The State Attorney General’s office failed to prove any sort of conspiracy to commit the violations or any signs of voter intimidation.
Judge Howells’ Aug. 6, 2007 decision recommended that Mullins be required to pay $2,500 per violation plus investigative costs for a total of $7,500.
The 2007 administrative law decision also ordered Mullins’ campaign worker Larry Simmons to pay a $2,500 fine for each of his eight violations including possessing and aiding in the filling out and mailing absentee ballots of several voters.
The letter also states “Mullins filed a Petition for Judicial Review on Nov. 27, 2007, petitioning the court to reverse the decision and Final Order of State Election Board wherein it adopted the Initial Decision of Administrative Law Judge Howells.”

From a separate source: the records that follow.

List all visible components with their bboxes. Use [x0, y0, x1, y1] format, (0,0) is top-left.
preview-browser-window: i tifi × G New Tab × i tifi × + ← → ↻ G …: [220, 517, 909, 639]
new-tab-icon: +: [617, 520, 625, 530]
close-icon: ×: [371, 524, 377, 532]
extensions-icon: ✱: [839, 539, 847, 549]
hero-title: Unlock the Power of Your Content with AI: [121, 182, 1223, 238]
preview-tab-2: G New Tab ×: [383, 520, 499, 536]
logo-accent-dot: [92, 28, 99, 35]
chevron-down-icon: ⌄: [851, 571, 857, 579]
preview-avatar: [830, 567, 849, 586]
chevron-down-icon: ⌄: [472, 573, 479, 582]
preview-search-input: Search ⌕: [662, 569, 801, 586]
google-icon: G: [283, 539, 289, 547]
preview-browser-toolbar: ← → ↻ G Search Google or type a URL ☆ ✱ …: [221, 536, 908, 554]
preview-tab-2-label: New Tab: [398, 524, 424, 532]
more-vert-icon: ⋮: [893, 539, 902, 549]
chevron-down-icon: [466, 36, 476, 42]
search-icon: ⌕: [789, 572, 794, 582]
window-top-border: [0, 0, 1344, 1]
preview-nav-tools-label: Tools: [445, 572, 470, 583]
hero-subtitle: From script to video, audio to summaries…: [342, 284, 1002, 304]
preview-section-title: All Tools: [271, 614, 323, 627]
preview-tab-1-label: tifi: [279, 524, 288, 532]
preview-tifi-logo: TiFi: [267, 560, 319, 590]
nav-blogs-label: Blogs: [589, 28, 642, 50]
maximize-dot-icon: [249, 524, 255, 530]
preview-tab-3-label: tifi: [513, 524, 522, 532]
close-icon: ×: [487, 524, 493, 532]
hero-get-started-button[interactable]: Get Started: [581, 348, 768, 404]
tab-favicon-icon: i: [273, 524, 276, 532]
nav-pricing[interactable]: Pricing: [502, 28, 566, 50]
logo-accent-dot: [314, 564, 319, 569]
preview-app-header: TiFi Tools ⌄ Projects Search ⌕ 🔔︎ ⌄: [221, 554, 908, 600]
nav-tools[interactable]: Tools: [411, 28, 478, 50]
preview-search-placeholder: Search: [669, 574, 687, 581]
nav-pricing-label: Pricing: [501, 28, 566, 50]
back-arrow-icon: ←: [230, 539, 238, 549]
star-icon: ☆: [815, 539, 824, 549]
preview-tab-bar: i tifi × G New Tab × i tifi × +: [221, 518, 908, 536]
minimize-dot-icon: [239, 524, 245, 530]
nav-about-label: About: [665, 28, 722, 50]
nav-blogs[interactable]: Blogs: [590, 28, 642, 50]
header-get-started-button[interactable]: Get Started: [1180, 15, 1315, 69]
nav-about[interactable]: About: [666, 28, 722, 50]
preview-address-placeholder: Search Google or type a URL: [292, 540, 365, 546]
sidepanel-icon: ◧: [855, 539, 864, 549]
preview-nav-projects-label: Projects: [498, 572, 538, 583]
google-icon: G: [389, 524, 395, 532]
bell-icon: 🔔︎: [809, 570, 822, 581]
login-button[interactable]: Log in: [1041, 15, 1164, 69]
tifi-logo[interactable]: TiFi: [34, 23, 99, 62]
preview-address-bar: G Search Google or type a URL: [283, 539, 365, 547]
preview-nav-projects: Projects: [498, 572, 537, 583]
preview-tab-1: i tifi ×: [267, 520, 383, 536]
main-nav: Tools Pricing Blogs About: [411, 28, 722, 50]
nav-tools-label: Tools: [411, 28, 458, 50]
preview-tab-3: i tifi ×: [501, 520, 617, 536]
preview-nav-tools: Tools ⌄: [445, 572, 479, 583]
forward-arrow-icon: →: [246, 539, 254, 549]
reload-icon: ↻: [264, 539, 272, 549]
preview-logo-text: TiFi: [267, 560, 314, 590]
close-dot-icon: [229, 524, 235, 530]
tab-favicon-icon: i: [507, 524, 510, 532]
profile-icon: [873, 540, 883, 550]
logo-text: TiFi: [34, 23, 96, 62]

William A. Prior Jr., chief judge of the Superior court of Baldwin County, Ocmulgee Judicial Circuit, issued an order on June 16, 2008, affirming the decision of the State Election Board and supporting all findings, according to Beer.
“In summary, a court of law found that Mr. Mullins fraudulently violated the election laws of the State of Georgia, a decision that was upheld,” Beer stated in her letter to Rushin. “Mr. Mullins, therefore, is not qualified to seek re-election.”
In her city tenure, Rushin remembers a City Council candidate residency challenge years back but said this is the first challenge of an individual’s qualification for election.